Economic Impact: Economist Stan Voiger estimates that GDP growth could decrease by nearly 0.5 percentage points due to a reduced labor force (20:41).
"People don't earn money, they don't produce, they don't generate capital income for others," Muscat explains (20:41).
Inflationary Pressures: Removing a significant workforce may lead to higher prices in sectors reliant on undocumented workers, such as agriculture and services.
"If you remove migrants from a local economy, you're going to raise prices in... everything from produce to Uber rides," Muscat states (21:08).
The potential reduction in the labor force underscores existing labor shortages across various industries:
Skilled Worker Shortages: Sectors like construction and manufacturing are struggling to fill positions due to a lack of skilled workers and high turnover rates.
"We haven't heard any of our members telling us that it's getting easier to find qualified workers to hire," says Brian Turmail, VP for Workforce at Associated General Contractors of America (23:34).
Workforce Development Initiatives: Companies like GE Appliances are partnering with educational institutions to create pipelines for skilled workers, offering programs that include hands-on training and apprenticeships.
"We built a mock assembly line where students learn hands-on experiences from our production employees," Katina Whitlock, Senior Manager at GE Appliances, explains (24:45).
Educational Barriers: A significant portion of federal funding favors four-year degrees over vocational training, exacerbating the shortage of skilled tradespeople.

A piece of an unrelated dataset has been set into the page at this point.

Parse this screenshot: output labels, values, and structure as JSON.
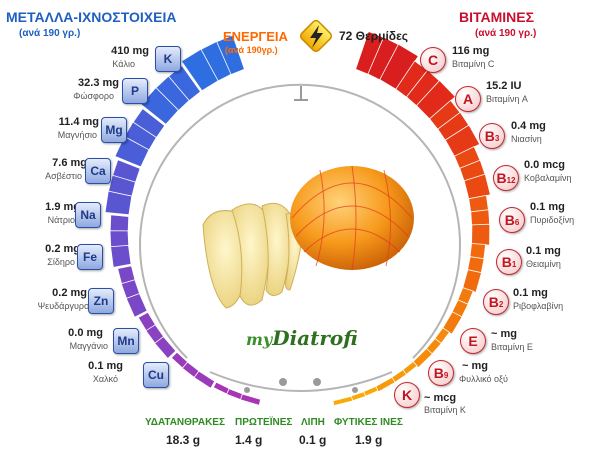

"80% of what the federal government spends is encouraging people to get a four-year college degree and only 20% goes to career and technical education," Muscat highlights (23:51).
The episode concludes by addressing the increasing partisanship affecting trust in government economic data:
Evolving Trust Dynamics: A Gallup poll reveals a reversal in trust levels, with Trump supporters now trusting government data more than Democrats (26:00).
"It's no longer going to be his game and his say very soon," Long remarks on Fed Chair Powell's position amid political shifts (16:38).
Economic Uncertainty: With policy changes looming, both businesses and consumers face uncertainty, making it challenging to predict economic trajectories.
"Imagine being in the Fed in the middle of all that," Long comments on the complexities facing monetary policymakers (19:08).
"The Economy Trump Will Inherit" offers a nuanced exploration of the anticipated economic landscape under President-elect Trump's administration. By examining market reactions, policy proposals, and their broader implications, the episode equips listeners with the knowledge to understand and anticipate the changes ahead.
This summary is based on the transcript provided and aims to capture the essence of the Marketplace podcast episode for those who have not listened to it.